Compliance & Regulatory

2026 MIPS Performance Year: What Changed and What Practices Need to Do by January 1

By the Vizier Editorial Team  ·  December 2, 2025  ·  9 min read

The 2026 MIPS performance year carries a 9% bonus or 9% penalty. The five things every practice should have configured by January 1.

The 2026 MIPS performance year (January 1 through December 31, 2026) determines your 2028 Medicare Part B payment adjustment. The maximum positive adjustment is +9%; the maximum negative adjustment is −9%. For the average Medicare-billing practice that swing is more than $10,000 per provider. CMS has formally published the 2026 final rule, and the changes from 2025 are meaningful enough that every practice should have five things configured before January 1.

1. The performance threshold stays at 75 points

After speculation that CMS would raise the performance threshold to 80, the 2026 final rule held it at 75 points. The exceptional performance bonus threshold remains at 89 points and the additional adjustment pool is unchanged in structure. This is good news for practices in the 70-78 point range — the bar didn't move. It also removes the most common excuse to wait on configuration work.

2. Quality measure removals reshape the eligible set

CMS removed eight quality measures from the 2026 set and finalized substantive changes to seventeen more. Two patterns matter:

  • Topped-out measures retired. Measures where median performance reached 95%+ are gone. If your practice was scoring on a now-retired measure, you have to replace it.
  • Outcome measures elevated. CMS continues to reward outcome measures over process measures. Practices submitting six process measures will score lower than those with at least one outcome measure in the mix.

Before January 1, confirm that your six chosen measures still exist in 2026 and that at least one is an outcome measure. If you're unsure which ones changed, the 2026 MIPS Survival Guide includes the full delta table.

3. The MVP pathway keeps expanding

MIPS Value Pathways (MVPs) are now a viable alternative to traditional MIPS for many specialties. The 2026 set includes additional specialty MVPs and the reporting burden for MVP submission is meaningfully lower than the full four-category MIPS path. For specialty practices that historically struggled with quality measure selection, MVP is worth evaluating. The catch: once you choose MVP for a performance year, you cannot switch back mid-year.
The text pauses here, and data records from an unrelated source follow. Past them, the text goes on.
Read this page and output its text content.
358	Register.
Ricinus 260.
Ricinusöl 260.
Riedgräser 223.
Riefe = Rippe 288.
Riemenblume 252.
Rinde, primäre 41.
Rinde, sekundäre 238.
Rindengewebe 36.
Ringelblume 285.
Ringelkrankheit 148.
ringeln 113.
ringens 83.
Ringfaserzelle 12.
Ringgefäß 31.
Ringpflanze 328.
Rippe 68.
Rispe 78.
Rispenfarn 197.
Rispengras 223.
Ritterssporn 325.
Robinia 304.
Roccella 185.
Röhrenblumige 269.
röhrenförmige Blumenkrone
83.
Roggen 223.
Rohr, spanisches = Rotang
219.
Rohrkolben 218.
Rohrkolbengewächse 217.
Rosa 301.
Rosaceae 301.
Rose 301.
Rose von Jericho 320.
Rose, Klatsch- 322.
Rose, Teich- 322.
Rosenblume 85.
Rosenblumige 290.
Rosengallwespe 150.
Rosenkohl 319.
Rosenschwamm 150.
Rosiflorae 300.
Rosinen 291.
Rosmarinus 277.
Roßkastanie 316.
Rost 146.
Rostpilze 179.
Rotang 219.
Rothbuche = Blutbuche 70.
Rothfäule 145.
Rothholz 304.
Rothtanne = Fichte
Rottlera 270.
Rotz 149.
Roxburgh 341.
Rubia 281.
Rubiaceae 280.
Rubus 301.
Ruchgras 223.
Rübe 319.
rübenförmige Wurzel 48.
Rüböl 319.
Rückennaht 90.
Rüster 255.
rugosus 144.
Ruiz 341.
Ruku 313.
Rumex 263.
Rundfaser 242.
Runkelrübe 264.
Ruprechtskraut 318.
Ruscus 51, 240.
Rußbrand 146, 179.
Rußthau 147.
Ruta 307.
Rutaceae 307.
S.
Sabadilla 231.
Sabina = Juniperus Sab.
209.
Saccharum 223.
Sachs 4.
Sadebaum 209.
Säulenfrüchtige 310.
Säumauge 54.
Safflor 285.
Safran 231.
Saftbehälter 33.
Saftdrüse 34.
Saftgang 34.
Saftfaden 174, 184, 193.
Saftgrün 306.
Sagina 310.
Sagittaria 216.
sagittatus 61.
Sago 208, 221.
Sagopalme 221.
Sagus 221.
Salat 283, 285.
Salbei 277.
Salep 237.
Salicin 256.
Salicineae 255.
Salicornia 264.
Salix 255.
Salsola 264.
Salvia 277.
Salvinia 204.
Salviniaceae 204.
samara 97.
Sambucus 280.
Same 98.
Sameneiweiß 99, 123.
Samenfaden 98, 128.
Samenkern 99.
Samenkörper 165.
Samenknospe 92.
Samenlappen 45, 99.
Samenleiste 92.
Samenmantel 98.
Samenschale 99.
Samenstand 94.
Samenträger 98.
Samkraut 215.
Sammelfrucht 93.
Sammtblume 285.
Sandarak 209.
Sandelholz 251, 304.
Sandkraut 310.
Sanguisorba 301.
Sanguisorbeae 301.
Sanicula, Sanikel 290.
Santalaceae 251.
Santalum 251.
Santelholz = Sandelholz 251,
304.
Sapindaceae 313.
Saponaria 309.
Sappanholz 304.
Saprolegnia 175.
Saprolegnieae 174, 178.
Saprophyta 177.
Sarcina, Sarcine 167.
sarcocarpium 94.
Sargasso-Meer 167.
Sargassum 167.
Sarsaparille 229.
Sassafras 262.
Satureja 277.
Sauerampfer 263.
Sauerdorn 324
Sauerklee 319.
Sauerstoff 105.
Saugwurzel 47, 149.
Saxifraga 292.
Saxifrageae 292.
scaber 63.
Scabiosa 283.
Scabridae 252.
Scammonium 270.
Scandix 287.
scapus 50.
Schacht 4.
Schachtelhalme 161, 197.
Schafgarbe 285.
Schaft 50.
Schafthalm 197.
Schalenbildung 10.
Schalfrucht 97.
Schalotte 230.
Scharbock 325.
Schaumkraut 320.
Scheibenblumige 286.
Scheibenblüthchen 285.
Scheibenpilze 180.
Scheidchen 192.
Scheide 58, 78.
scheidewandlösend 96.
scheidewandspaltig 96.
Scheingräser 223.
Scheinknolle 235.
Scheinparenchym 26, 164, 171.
4. Cost performance category weight unchanged at 30%

Cost is the only MIPS category your practice doesn't actively submit data for — CMS calculates it from Medicare claims. The 30% weight is unchanged from 2025. The actionable point: most practices score below benchmark on Cost because they don't see the numerator (their patients' Medicare Spending Per Beneficiary) until reconciliation. Pulling claims-derived Cost analytics through the year is the only way to spot trouble early.

5. Promoting Interoperability now requires SAFER Guides attestation

Beginning with the 2026 performance year, every clinician submitting to MIPS-PI must attest to having reviewed the ONC SAFER Guides (Safety Assurance Factors for EHR Resilience). The attestation itself is straightforward, but it's a new line item in your PI submission. If your PI score zeroed out in 2025 because of an oversight on a single measure, build the attestation into your December 31 prep checklist.

What to do by January 1

  1. Confirm your six quality measures still exist in the 2026 set and include at least one outcome measure.
  2. Decide MVP vs traditional MIPS for the year. Document the decision.
  3. Wire up Cost-category claims analytics so MSPB doesn't surprise you in October.
  4. Schedule the SAFER Guides review for your PI submission.
  5. If your EHR connector to your analytics platform hasn't been stood up yet, do it now — running 2026 on manual exports is how penalties accumulate. Vizier connector setup takes 24-48 hours after IT approval.

The practices that hit 75 in 2026 will all do the same thing: they configure in December, they monitor monthly, and they intervene by Q3 when a measure starts drifting. The ones that miss will all do the same thing too: they wait until December 2026.